4. Polish language, make up a few quotes, put words in people's mouths.
5. Get a few photographs (Google Image Search would be the obvious choice) of celebrities all over the world having bad hair days. Also dig up stories of international celebs with bad hair days. If possible, random quotes by anyone about bad hair days.
6. Round it up with words of wisdom for those suffering from the deep angst that comes from bad hair days. BT is the only paper they read anyway.
7. Get back to your cabin, write a story, submit.
7 Easy Steps to Writing a Story for Mid-Day:
1. Go to the panwalla across the street.
2. Buy a pan.
3. Ask him, "Toh, aaj khabar mein kya hai?"
4. Don't write down. Rely on self to remember.
5. Ask, "Aur gossip?"
6. Repeat Step 4.
7. Get back to your cubicle, write a story, submit.
7 Easy Steps to Writing a Story for JAM (for college students only):
1. Recall your day's conversation with your friends in the college cafeteria. [Brainstorming]

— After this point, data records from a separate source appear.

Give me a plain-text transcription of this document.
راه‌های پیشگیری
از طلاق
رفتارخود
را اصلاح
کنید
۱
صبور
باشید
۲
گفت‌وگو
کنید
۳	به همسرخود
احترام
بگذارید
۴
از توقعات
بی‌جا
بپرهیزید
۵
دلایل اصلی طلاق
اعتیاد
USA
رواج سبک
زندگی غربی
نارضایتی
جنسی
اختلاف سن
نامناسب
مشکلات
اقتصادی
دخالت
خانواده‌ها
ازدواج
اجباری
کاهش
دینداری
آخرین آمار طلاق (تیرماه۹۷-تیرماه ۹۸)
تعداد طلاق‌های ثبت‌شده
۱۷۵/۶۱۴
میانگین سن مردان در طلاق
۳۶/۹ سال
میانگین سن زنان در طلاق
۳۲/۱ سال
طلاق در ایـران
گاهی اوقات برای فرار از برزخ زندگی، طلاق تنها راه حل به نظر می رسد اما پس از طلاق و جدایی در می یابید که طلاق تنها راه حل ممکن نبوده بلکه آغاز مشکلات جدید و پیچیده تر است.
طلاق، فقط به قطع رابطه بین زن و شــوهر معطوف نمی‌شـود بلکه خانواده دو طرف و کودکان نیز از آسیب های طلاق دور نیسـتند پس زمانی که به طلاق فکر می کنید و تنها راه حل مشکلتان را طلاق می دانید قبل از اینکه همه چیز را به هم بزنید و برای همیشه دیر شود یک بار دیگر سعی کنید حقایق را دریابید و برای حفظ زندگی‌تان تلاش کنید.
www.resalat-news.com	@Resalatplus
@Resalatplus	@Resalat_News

2. Select a topic at random. [Ideation]
3. Call up 2 more friends (preferably the kind who wouldn't know Bush from Al Gore) and ask for their opinion on that topic. [Research]
4. Write 300 words on your laptop about it while eating cookies, playing Solitaire and surfing Orkut. [Multi-tasking]
Note- At this point, it would be good to remember the FSS rule: Fabricate, Stereotype, Sensationalise.
5. Read it once. [Self-congratulation and vanity-pleasing]
6. Run a Spell check. [Optional, because very often they don't either.]
7. Submit. [Your value addition to the coolest youth magazine in the world!]
N.B. All opinions expressed herein are purely personal. And very strong. Do what you want.